Al tramonto, doccia veloce e poi al pianobar per godersi il venticello dell’oceano prima di cena. Le serate sono sempre state splendidamente riempite dagli spettacoli che gli animatori tenevano nel teatro del villaggio. Divertentissimi cabaret e una serata memorabile con una reinterpretazione tutta speciale de “La buona novella” di De André riservata ai pochi intimi che non sono andati alla discoteca sul pontile del Bravo club (sicuramente una serata diversa dal solito per un villaggio vacanze, ma molto bella e toccante. Bravi a tutti i ragazzi!). Abbiamo conosciuto persone simpatiche e divertenti con cui abbiamo fatto gruppo fisso a pranzo e a cena; quindi anche al Karibu la buona compagnia non è mai mancata!

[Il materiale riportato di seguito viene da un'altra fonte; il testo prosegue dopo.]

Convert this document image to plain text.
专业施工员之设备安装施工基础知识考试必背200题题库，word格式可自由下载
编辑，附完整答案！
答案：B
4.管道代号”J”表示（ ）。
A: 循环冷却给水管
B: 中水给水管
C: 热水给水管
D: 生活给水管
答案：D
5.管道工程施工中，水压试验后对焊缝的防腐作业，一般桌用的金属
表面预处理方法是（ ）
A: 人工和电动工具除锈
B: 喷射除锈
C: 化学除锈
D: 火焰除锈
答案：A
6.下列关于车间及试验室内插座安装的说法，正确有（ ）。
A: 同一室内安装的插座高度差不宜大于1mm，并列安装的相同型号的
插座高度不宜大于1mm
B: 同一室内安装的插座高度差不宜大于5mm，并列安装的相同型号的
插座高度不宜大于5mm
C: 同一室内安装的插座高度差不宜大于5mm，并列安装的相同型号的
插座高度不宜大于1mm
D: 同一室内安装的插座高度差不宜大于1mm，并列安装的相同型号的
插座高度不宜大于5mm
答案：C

Lunedì 22 ottobre abbiamo fatto l’unica escursione in Zanzibar, e siamo andati a Prison Island (o Changu, nella lingua locale), ovvero un’isola in cui era stata costruita nei secoli scorsi una prigione, che però non è mai stata utilizzata per questo scopo, ma solo come quarantena per malati. Per arrivarci ci siamo trasferiti in bus sulla sponda ovest di Zanzibar per poi prendere un barcone a motore che in mezz’ora ci ha portato sull’unica spiaggia dell’isola. Nel tragitto abbiamo anche intravisto dei delfini che saltavano e nuotavano paralleli alla barca, ma non si sono mai avvicinati. Peccato.

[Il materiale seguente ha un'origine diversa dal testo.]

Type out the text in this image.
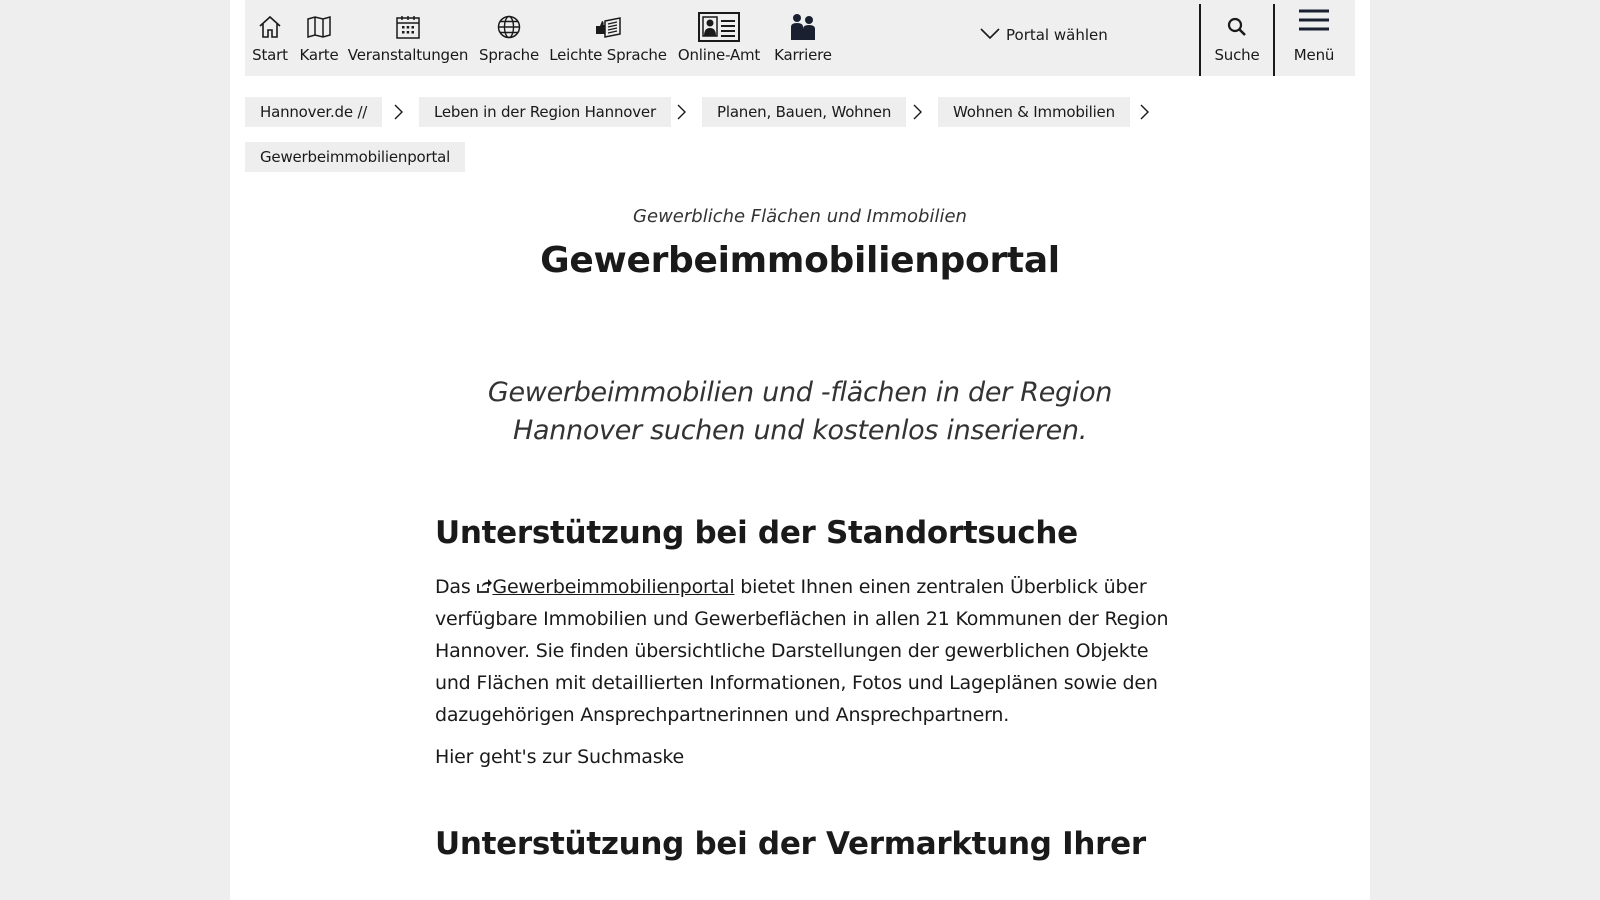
Start Karte Veranstaltungen Sprache Leichte Sprache Online-Amt Karriere
Portal wählen
Suche Menü
Hannover.de //	Leben in der Region Hannover	Planen, Bauen, Wohnen	Wohnen & Immobilien
Gewerbeimmobilienportal
Gewerbliche Flächen und Immobilien
Gewerbeimmobilienportal

Gewerbeimmobilien und -flächen in der Region Hannover suchen und kostenlos inserieren.

Unterstützung bei der Standortsuche

Das Gewerbeimmobilienportal bietet Ihnen einen zentralen Überblick über verfügbare Immobilien und Gewerbeflächen in allen 21 Kommunen der Region Hannover. Sie finden übersichtliche Darstellungen der gewerblichen Objekte und Flächen mit detaillierten Informationen, Fotos und Lageplänen sowie den dazugehörigen Ansprechpartnerinnen und Ansprechpartnern.

Hier geht's zur Suchmaske

Unterstützung bei der Vermarktung Ihrer
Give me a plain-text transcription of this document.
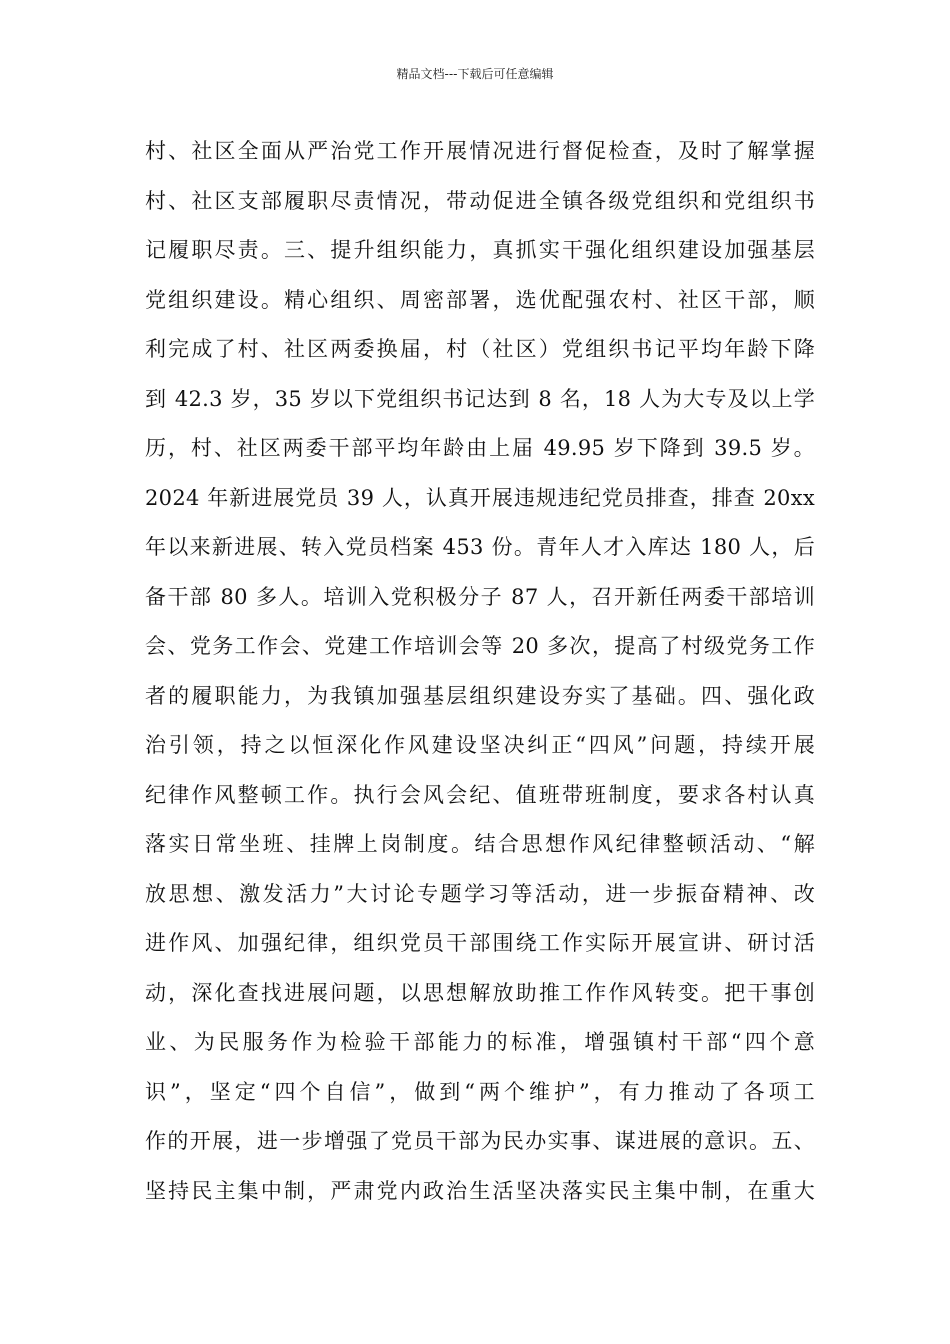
精品文档---下载后可任意编辑
村、社区全面从严治党工作开展情况进行督促检查，及时了解掌握
村、社区支部履职尽责情况，带动促进全镇各级党组织和党组织书
记履职尽责。三、提升组织能力，真抓实干强化组织建设加强基层
党组织建设。精心组织、周密部署，选优配强农村、社区干部，顺
利完成了村、社区两委换届，村（社区）党组织书记平均年龄下降
到 42.3 岁，35 岁以下党组织书记达到 8 名，18 人为大专及以上学
历，村、社区两委干部平均年龄由上届 49.95 岁下降到 39.5 岁。
2024 年新进展党员 39 人，认真开展违规违纪党员排查，排查 20xx
年以来新进展、转入党员档案 453 份。青年人才入库达 180 人，后
备干部 80 多人。培训入党积极分子 87 人，召开新任两委干部培训
会、党务工作会、党建工作培训会等 20 多次，提高了村级党务工作
者的履职能力，为我镇加强基层组织建设夯实了基础。四、强化政
治引领，持之以恒深化作风建设坚决纠正“四风”问题，持续开展
纪律作风整顿工作。执行会风会纪、值班带班制度，要求各村认真
落实日常坐班、挂牌上岗制度。结合思想作风纪律整顿活动、“解
放思想、激发活力”大讨论专题学习等活动，进一步振奋精神、改
进作风、加强纪律，组织党员干部围绕工作实际开展宣讲、研讨活
动，深化查找进展问题，以思想解放助推工作作风转变。把干事创
业、为民服务作为检验干部能力的标准，增强镇村干部“四个意
识”，坚定“四个自信”，做到“两个维护”，有力推动了各项工
作的开展，进一步增强了党员干部为民办实事、谋进展的意识。五、
坚持民主集中制，严肃党内政治生活坚决落实民主集中制，在重大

A Changu Island hanno trovato uno splendido habitat delle tartarughe giganti, molto simili a quelle delle Galapagos. Le abbiamo accarezzate come se fossero state dei gattini e abbiamo anche dato loro da mangiare delle foglie di cavolo messe a disposizione dal personale del posto… e come mangiano! La più grande dicono abbia quasi 110 anni e pesa oltre 200 Kg. Abbiamo anche intravisto una coppia di Dik-dik, l’antilope più piccola che esista. Poi, il resto della mattinata è trascorsa in libertà nella piccolissima spiaggia dell’isola, con un mare che definire di cristallo è ancora poco (e con tutte le possibili sfumature del blu)! Prima di pranzo eravamo di nuovo al Karibu.

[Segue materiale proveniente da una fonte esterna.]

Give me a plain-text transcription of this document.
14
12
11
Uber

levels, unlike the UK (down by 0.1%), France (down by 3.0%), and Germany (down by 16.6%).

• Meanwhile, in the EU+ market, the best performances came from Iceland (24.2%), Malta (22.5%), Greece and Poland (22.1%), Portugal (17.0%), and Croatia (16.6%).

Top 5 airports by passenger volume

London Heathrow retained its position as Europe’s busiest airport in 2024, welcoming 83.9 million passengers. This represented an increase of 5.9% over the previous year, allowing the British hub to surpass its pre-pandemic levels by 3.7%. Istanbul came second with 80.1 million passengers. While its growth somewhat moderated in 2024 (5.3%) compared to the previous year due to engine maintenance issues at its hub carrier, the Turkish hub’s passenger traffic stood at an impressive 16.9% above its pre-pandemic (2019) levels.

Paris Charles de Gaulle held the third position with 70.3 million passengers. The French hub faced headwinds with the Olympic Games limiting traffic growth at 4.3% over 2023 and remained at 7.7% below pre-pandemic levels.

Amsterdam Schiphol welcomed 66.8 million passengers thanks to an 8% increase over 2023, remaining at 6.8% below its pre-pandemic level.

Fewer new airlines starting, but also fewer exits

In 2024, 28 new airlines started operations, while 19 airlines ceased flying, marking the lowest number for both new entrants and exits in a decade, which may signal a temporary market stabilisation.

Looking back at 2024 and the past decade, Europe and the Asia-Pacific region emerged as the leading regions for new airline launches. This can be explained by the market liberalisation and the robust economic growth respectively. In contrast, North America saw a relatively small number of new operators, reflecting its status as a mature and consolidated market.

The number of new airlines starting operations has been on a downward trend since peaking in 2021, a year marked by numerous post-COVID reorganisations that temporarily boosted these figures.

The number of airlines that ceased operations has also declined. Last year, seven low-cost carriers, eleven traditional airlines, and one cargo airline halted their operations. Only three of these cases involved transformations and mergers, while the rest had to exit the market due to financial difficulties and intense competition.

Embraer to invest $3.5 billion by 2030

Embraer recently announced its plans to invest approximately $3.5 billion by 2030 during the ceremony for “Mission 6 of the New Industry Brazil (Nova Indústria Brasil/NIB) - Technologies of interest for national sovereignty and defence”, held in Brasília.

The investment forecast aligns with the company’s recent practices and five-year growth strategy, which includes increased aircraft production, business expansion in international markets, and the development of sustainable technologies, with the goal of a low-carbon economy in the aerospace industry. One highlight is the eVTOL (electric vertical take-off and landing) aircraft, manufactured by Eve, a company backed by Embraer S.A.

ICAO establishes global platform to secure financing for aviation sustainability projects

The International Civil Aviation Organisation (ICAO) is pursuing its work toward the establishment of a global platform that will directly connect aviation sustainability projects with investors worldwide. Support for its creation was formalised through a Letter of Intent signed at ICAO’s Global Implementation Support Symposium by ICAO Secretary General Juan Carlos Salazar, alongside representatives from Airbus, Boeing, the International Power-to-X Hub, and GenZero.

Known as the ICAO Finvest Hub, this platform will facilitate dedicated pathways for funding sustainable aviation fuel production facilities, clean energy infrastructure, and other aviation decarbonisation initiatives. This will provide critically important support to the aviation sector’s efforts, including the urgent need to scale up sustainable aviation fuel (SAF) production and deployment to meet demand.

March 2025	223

E così siamo arrivati al giorno del ritorno a casa, il 24 ottobre, sicuramente riposati e con tanti ricordi nel cuore, il safari sopra tutto. Chissà se mai avremo la possibilità di tornare in questi posti dell’Africa… Sicuramente non potremo più dimenticare colori, immagini e paesaggi di quei luoghi meravigliosi.